Каждое из двух сочлененных начал (позднее третьим стала народность) древнерусской христианской культуры сыграло свою созидательную роль в русской социокультурной истории, в становлении и развитии древнерусской духовности. В одних случаях исход исторических событий определял волевой центростремительный импульс авторитаризма; в других решающим было упорное коллективное изживание ситуации, компенсируемое нравственно-эстетическим и религиозным соборным идеалом, с характерной для него пространственной аморфностью и центробежностью. В первом варианте достигался резкий, решительный перелом в ходе событий; в другом – осуществлялось медленное и неуклонное одоление неблагоприятных обстоятельств бытия. На протяжении всей многовековой социокультурной истории Древней Руси вновь и вновь возникали ситуации, поочередно требовавшие то героического подвига, то терпеливой жертвы; и то и другое поэтизировалось в древнерусской художественной литературе, прославлялось в летописях и публицистических воззваниях древнерусских книжников.

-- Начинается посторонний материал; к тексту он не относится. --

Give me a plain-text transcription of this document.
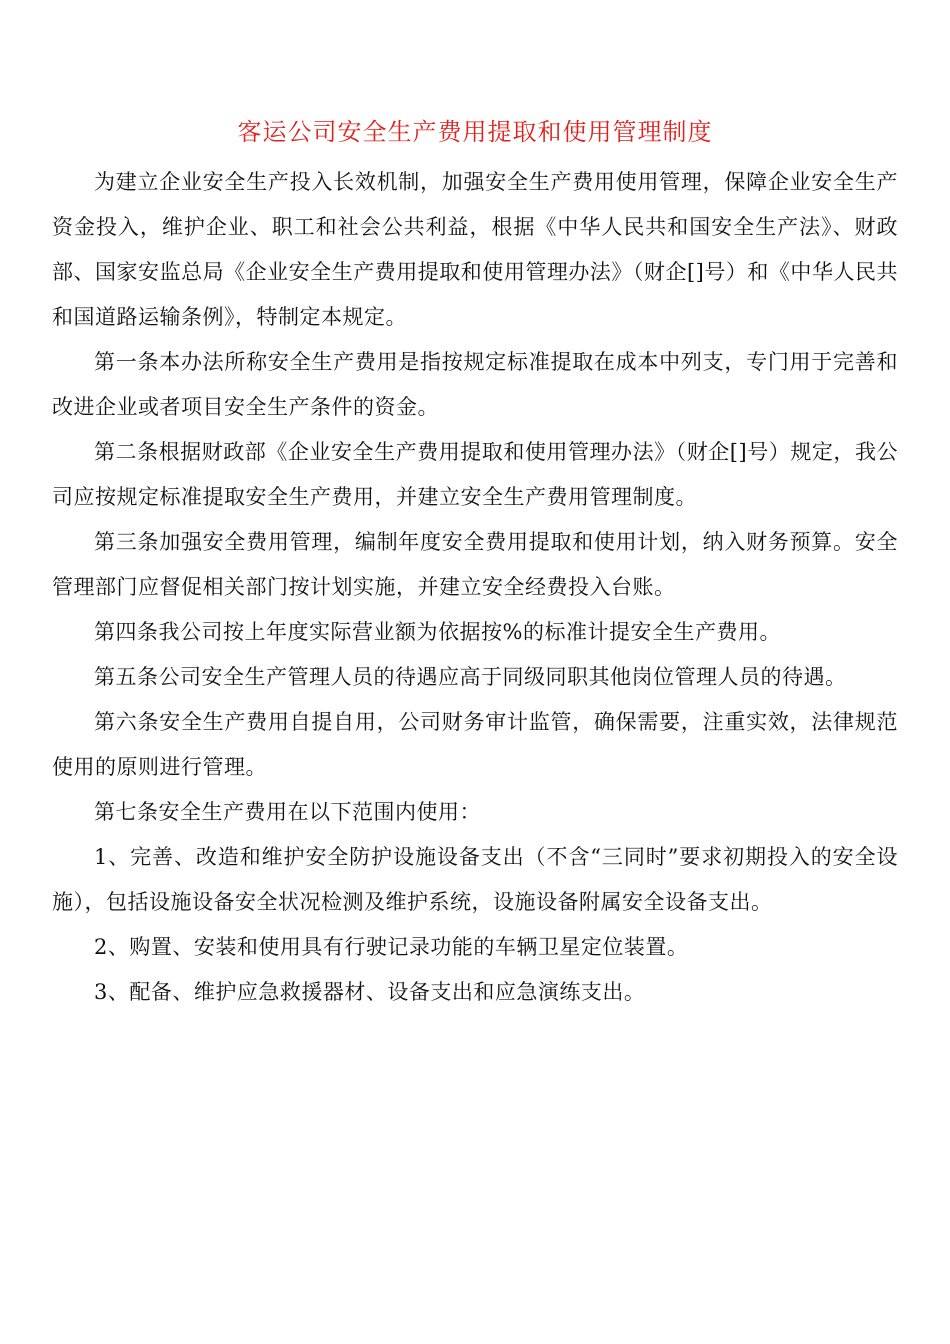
客运公司安全生产费用提取和使用管理制度

为建立企业安全生产投入长效机制，加强安全生产费用使用管理，保障企业安全生产资金投入，维护企业、职工和社会公共利益，根据《中华人民共和国安全生产法》、财政部、国家安监总局《企业安全生产费用提取和使用管理办法》（财企[]号）和《中华人民共和国道路运输条例》，特制定本规定。

第一条本办法所称安全生产费用是指按规定标准提取在成本中列支，专门用于完善和改进企业或者项目安全生产条件的资金。

第二条根据财政部《企业安全生产费用提取和使用管理办法》（财企[]号）规定，我公司应按规定标准提取安全生产费用，并建立安全生产费用管理制度。

第三条加强安全费用管理，编制年度安全费用提取和使用计划，纳入财务预算。安全管理部门应督促相关部门按计划实施，并建立安全经费投入台账。

第四条我公司按上年度实际营业额为依据按%的标准计提安全生产费用。

第五条公司安全生产管理人员的待遇应高于同级同职其他岗位管理人员的待遇。

第六条安全生产费用自提自用，公司财务审计监管，确保需要，注重实效，法律规范使用的原则进行管理。

第七条安全生产费用在以下范围内使用：

1、完善、改造和维护安全防护设施设备支出（不含“三同时”要求初期投入的安全设施），包括设施设备安全状况检测及维护系统，设施设备附属安全设备支出。

2、购置、安装和使用具有行驶记录功能的车辆卫星定位装置。

3、配备、维护应急救援器材、设备支出和应急演练支出。
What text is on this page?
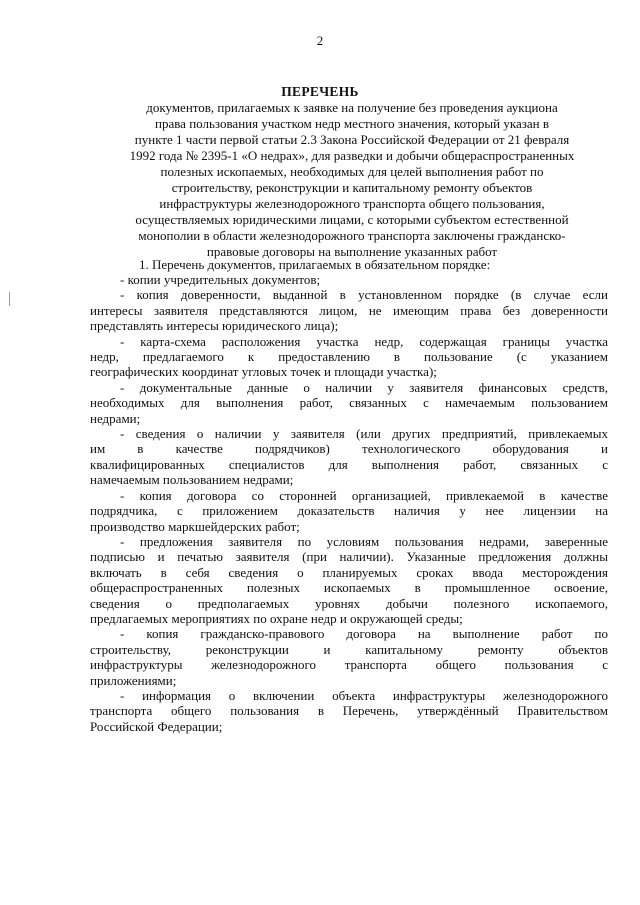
2
ПЕРЕЧЕНЬ
документов, прилагаемых к заявке на получение без проведения аукциона
права пользования участком недр местного значения, который указан в
пункте 1 части первой статьи 2.3 Закона Российской Федерации от 21 февраля
1992 года № 2395-1 «О недрах», для разведки и добычи общераспространенных
полезных ископаемых, необходимых для целей выполнения работ по
строительству, реконструкции и капитальному ремонту объектов
инфраструктуры железнодорожного транспорта общего пользования,
осуществляемых юридическими лицами, с которыми субъектом естественной
монополии в области железнодорожного транспорта заключены гражданско-
правовые договоры на выполнение указанных работ
1. Перечень документов, прилагаемых в обязательном порядке:
- копии учредительных документов;
- копия доверенности, выданной в установленном порядке (в случае если
интересы заявителя представляются лицом, не имеющим права без доверенности
представлять интересы юридического лица);
- карта-схема расположения участка недр, содержащая границы участка
недр, предлагаемого к предоставлению в пользование (с указанием
географических координат угловых точек и площади участка);
- документальные данные о наличии у заявителя финансовых средств,
необходимых для выполнения работ, связанных с намечаемым пользованием
недрами;
- сведения о наличии у заявителя (или других предприятий, привлекаемых
им в качестве подрядчиков) технологического оборудования и
квалифицированных специалистов для выполнения работ, связанных с
намечаемым пользованием недрами;
- копия договора со сторонней организацией, привлекаемой в качестве
подрядчика, с приложением доказательств наличия у нее лицензии на
производство маркшейдерских работ;
- предложения заявителя по условиям пользования недрами, заверенные
подписью и печатью заявителя (при наличии). Указанные предложения должны
включать в себя сведения о планируемых сроках ввода месторождения
общераспространенных полезных ископаемых в промышленное освоение,
сведения о предполагаемых уровнях добычи полезного ископаемого,
предлагаемых мероприятиях по охране недр и окружающей среды;
- копия гражданско-правового договора на выполнение работ по
строительству, реконструкции и капитальному ремонту объектов
инфраструктуры железнодорожного транспорта общего пользования с
приложениями;
- информация о включении объекта инфраструктуры железнодорожного
транспорта общего пользования в Перечень, утверждённый Правительством
Российской Федерации;
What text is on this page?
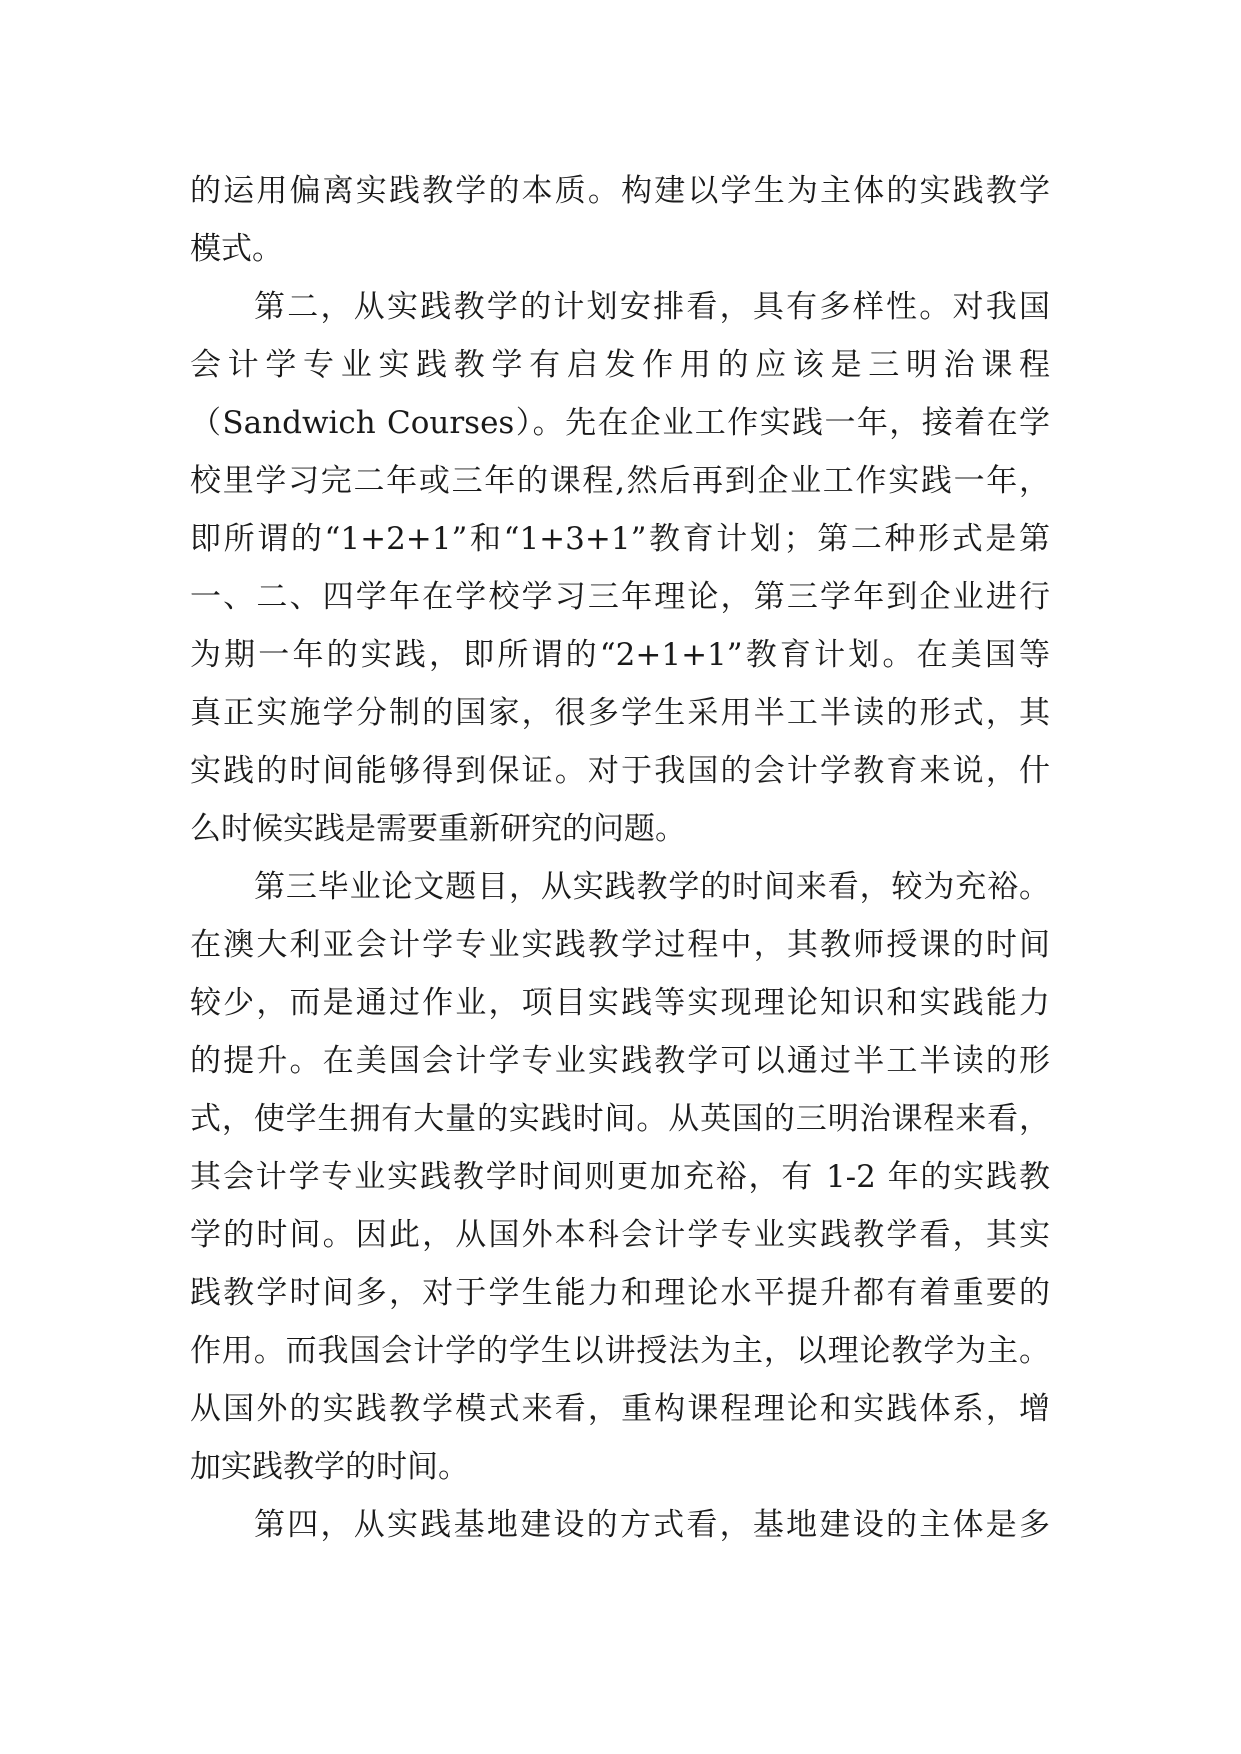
的运用偏离实践教学的本质。构建以学生为主体的实践教学
模式。
第二，从实践教学的计划安排看，具有多样性。对我国
会计学专业实践教学有启发作用的应该是三明治课程
（Sandwich Courses）。先在企业工作实践一年，接着在学
校里学习完二年或三年的课程,然后再到企业工作实践一年，
即所谓的“1+2+1”和“1+3+1”教育计划；第二种形式是第
一、二、四学年在学校学习三年理论，第三学年到企业进行
为期一年的实践，即所谓的“2+1+1”教育计划。在美国等
真正实施学分制的国家，很多学生采用半工半读的形式，其
实践的时间能够得到保证。对于我国的会计学教育来说，什
么时候实践是需要重新研究的问题。
第三毕业论文题目，从实践教学的时间来看，较为充裕。
在澳大利亚会计学专业实践教学过程中，其教师授课的时间
较少，而是通过作业，项目实践等实现理论知识和实践能力
的提升。在美国会计学专业实践教学可以通过半工半读的形
式，使学生拥有大量的实践时间。从英国的三明治课程来看，
其会计学专业实践教学时间则更加充裕，有 1-2 年的实践教
学的时间。因此，从国外本科会计学专业实践教学看，其实
践教学时间多，对于学生能力和理论水平提升都有着重要的
作用。而我国会计学的学生以讲授法为主，以理论教学为主。
从国外的实践教学模式来看，重构课程理论和实践体系，增
加实践教学的时间。
第四，从实践基地建设的方式看，基地建设的主体是多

Для древнерусской культуры неизменно характерным было предельное сближение между собой ратного подвига князя и отшельнического подвижничества святителя как двух равновеликих проявлений силы возвышенного духа, как красноречивые достижения христианской святости, равно облекаемые в жанровый канон жития. Сама Русская земля постепенно стала ассоциироваться в народном сознании с воплощением духа святости, получив название Святой Руси.

Однако уже в этой трактовке древнерусской святости были заключены глубокие, неразрешимые противоречия. К концу XV – началу XVI веков, в русском православии обозначились два различных, а во многом и противоположных типа святости, образовавшие две полемически направленные друг против друга культурные традиции. Один тип святости, носивший исключительно духовный и трансцендентный характер, был тесно связан с личностью и учением преп. Нила Сорского, поддержан его учениками и последователями, называвшимися «нестяжателями», и приближался к раннехристианскому восточному мистицизму, к традициям исихазма. Нил Сорский призывал к отшельнической жизни, удалению от светских соблазнов и мирского общения; монашеская жизнь должна проходить в уединении, духовном самоуглублении и молчаливом созерцании; церковь должна быть свободной от земельных владений, материальных и имущественных ценностей, равно как и от взаимодействия со светской властью, государством, мирской жизнью. Идеалом церкви является духовное подвижничество, религиозная сосредоточенность («умное делание»).

Другой тип святости проповедовал преп. Иосиф Волоцкий, основатель и игумен Волоколамского монастыря, среди постриженников которого с самого начала оказалось много бояр, отчего обитель, несмотря на строгость устава, приняла аристократический характер. Ученики и последователи преп. Иосифа называли себя «осифлянами». Смысл его учения заключался в тесной связи с действующей властью и всяческой ее поддержке – моральной, идеологической, политической, духовной; в свою очередь, и государство своими вкладами в монастыри, земельными угодьями и т.п. было призвано укреплять положение церкви в обществе, причем не только ее духовный статус, но и имущественный, социальный, экономический. Выступая сторонником сильной централизованной государственной власти (самодержавия), Иосиф Волоцкий был идеологом идейно-политического союза церкви и государства, глубокого альянса самодержавия и православия, лично во многом способствовал возвышению Ивана III как «государя всея Руси» и самодержца.